Satu jam kemudian, Aku melihat Celine dan orang tuanya mendorong pintu, dan aku keluar dari mobil ketika aku bersandar di sana, memperhatikan bahwa masing-masing dari mereka memiliki tampilan kesedihan dan harapan yang berbeda-beda terukir di wajah mereka. Aku tahu ini tidak akan mudah bagi Cindy, tapi ini juga akan merugikan keluarga mereka. Aku melihat Celine, dia meraih tangan ibunya dan mengatakan sesuatu kepada ayahnya yang mengangguk sebelum Celine membawa ibunya ke salah satu bangku di sepanjang jalan yang menuju ke pintu depan.
"Semua baik-baik saja?" Aku bertanya pada Michael ketika dia berada dalam jangkauan pendengaran.
"Itu akan terjadi. Tempatnya bagus, dan dokter di dalam sepertinya tahu apa yang akan mereka lakukan."
"Itu bagus." Kataku pelan, lalu melihat kembali ke arah Celine dan ibunya, yang sekarang berpelukan.
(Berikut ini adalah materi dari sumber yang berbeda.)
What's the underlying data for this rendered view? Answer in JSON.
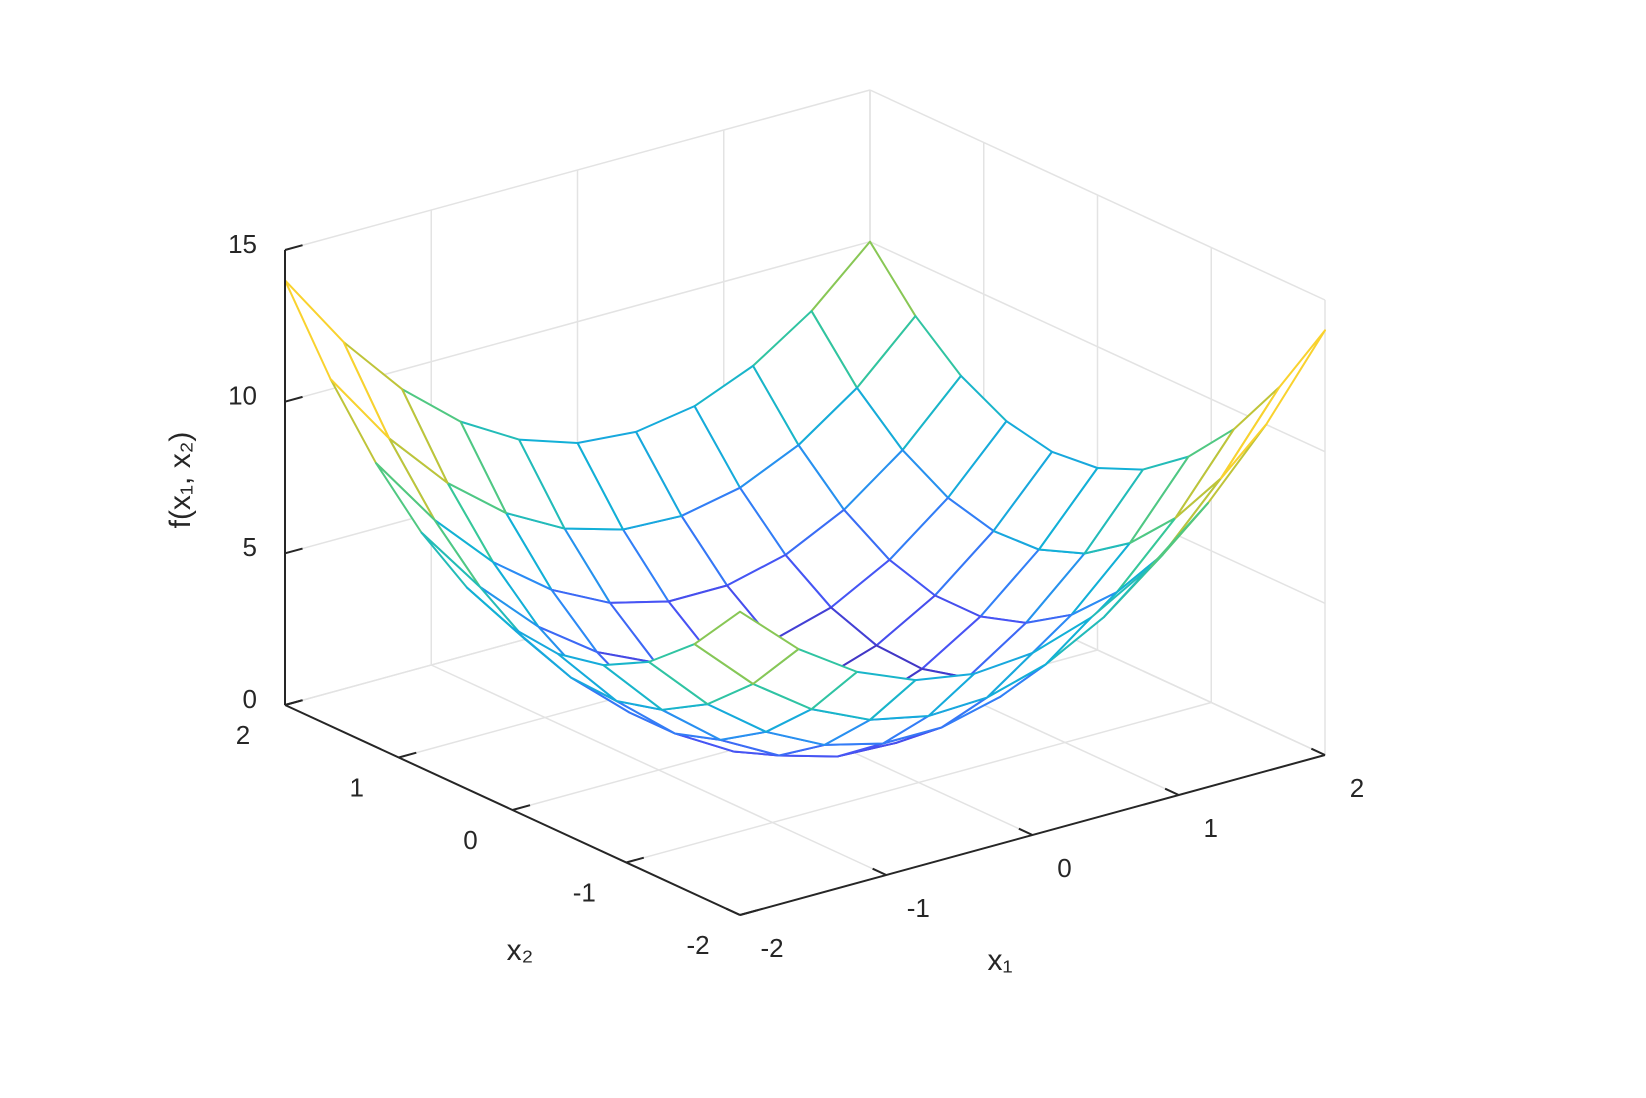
{
  "chart_data": {
    "type": "mesh",
    "xlabel": "x₁",
    "ylabel": "x₂",
    "zlabel": "f(x₁, x₂)",
    "x": [
      -2,
      -1.6,
      -1.2,
      -0.8,
      -0.4,
      0,
      0.4,
      0.8,
      1.2,
      1.6,
      2
    ],
    "y": [
      -2,
      -1.6,
      -1.2,
      -0.8,
      -0.4,
      0,
      0.4,
      0.8,
      1.2,
      1.6,
      2
    ],
    "z": [
      [
        10,
        8.24,
        6.96,
        6.16,
        5.84,
        6,
        6.64,
        7.76,
        9.36,
        11.44,
        14
      ],
      [
        8.24,
        6.4,
        5.04,
        4.16,
        3.76,
        3.84,
        4.4,
        5.44,
        6.96,
        8.96,
        11.44
      ],
      [
        6.96,
        5.04,
        3.6,
        2.64,
        2.16,
        2.16,
        2.64,
        3.6,
        5.04,
        6.96,
        9.36
      ],
      [
        6.16,
        4.16,
        2.64,
        1.6,
        1.04,
        0.96,
        1.36,
        2.24,
        3.6,
        5.44,
        7.76
      ],
      [
        5.84,
        3.76,
        2.16,
        1.04,
        0.4,
        0.24,
        0.56,
        1.36,
        2.64,
        4.4,
        6.64
      ],
      [
        6,
        3.84,
        2.16,
        0.96,
        0.24,
        0,
        0.24,
        0.96,
        2.16,
        3.84,
        6
      ],
      [
        6.64,
        4.4,
        2.64,
        1.36,
        0.56,
        0.24,
        0.4,
        1.04,
        2.16,
        3.76,
        5.84
      ],
      [
        7.76,
        5.44,
        3.6,
        2.24,
        1.36,
        0.96,
        1.04,
        1.6,
        2.64,
        4.16,
        6.16
      ],
      [
        9.36,
        6.96,
        5.04,
        3.6,
        2.64,
        2.16,
        2.16,
        2.64,
        3.6,
        5.04,
        6.96
      ],
      [
        11.44,
        8.96,
        6.96,
        5.44,
        4.4,
        3.84,
        3.76,
        4.16,
        5.04,
        6.4,
        8.24
      ],
      [
        14,
        11.44,
        9.36,
        7.76,
        6.64,
        6,
        5.84,
        6.16,
        6.96,
        8.24,
        10
      ]
    ],
    "xlim": [
      -2,
      2
    ],
    "ylim": [
      -2,
      2
    ],
    "zlim": [
      0,
      15
    ],
    "xticks": [
      -2,
      -1,
      0,
      1,
      2
    ],
    "yticks": [
      -2,
      -1,
      0,
      1,
      2
    ],
    "zticks": [
      0,
      5,
      10,
      15
    ],
    "grid": true,
    "colormap": [
      "#3e26a8",
      "#4852f4",
      "#2e87f7",
      "#12b1d6",
      "#37c896",
      "#abc739",
      "#fdbc3a",
      "#f6e524",
      "#f9fb15"
    ]
  }
}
"Dia mencintai Mu." Kata ayah Celine dan aku memutar kepalaku ke arahnya, aku merasa tenggorokanku tercekat. Tidak peduli berapa kali Celine mengucapkan kata-kata itu kepadaku, aku merasa tidak layak untuk itu, dan tidak tahu apakah aku akan pernah melakukannya.
"Aku tahu." Aku mengangguk setelah beberapa saat.
"Apakah kamu akan menikahinya?"
"Pastinya."
"Aku ingin mengantarnya menyusuri lorong, jadi jangan menyeretnya ke kapel di jalan setapak."
"Aku akan berusaha untuk tidak melakukannya, tapi aku tidak membuat janji." Gumamku jujur, dan matanya berkerut.
"Aku baru saja memberimu ide, bukan?" Dia bertanya, dan aku tertawa karena ya, dia melakukannya.
"Tidak pernah terpikir aku akan senang melihat salah satu gadisku dengan pria sepertimu, tapi harus kukatakan aku sangat senang."
Aku menatapnya, melakukannya untuk waktu yang lama. Aku tidak pernah percaya diri ku sebagai orang yang baik, atau bahkan orang yang sangat baik, tetapi hubungan kami sudah di setujui ayah Celine berarti sesuatu yang lebih dari yang pernah dia ketahui. "Terima kasih." Gumamku dan dia menggelengkan kepalanya, menyilangkan tangan di depan dada.
"Apakah semuanya baik-baik saja?" Tanya Celine, berjalan ke arah kami, bergandengan tangan dengan ibunya.
"Semuanya baik. Kamu baik-baik saja, Mely?" Michael bertanya kepada istrinya, melingkarkan lengannya di bahunya.
"Itu akan terjadi." Bisiknya, mengulangi pernyataan sebelumnya sambil bersandar ke sisinya.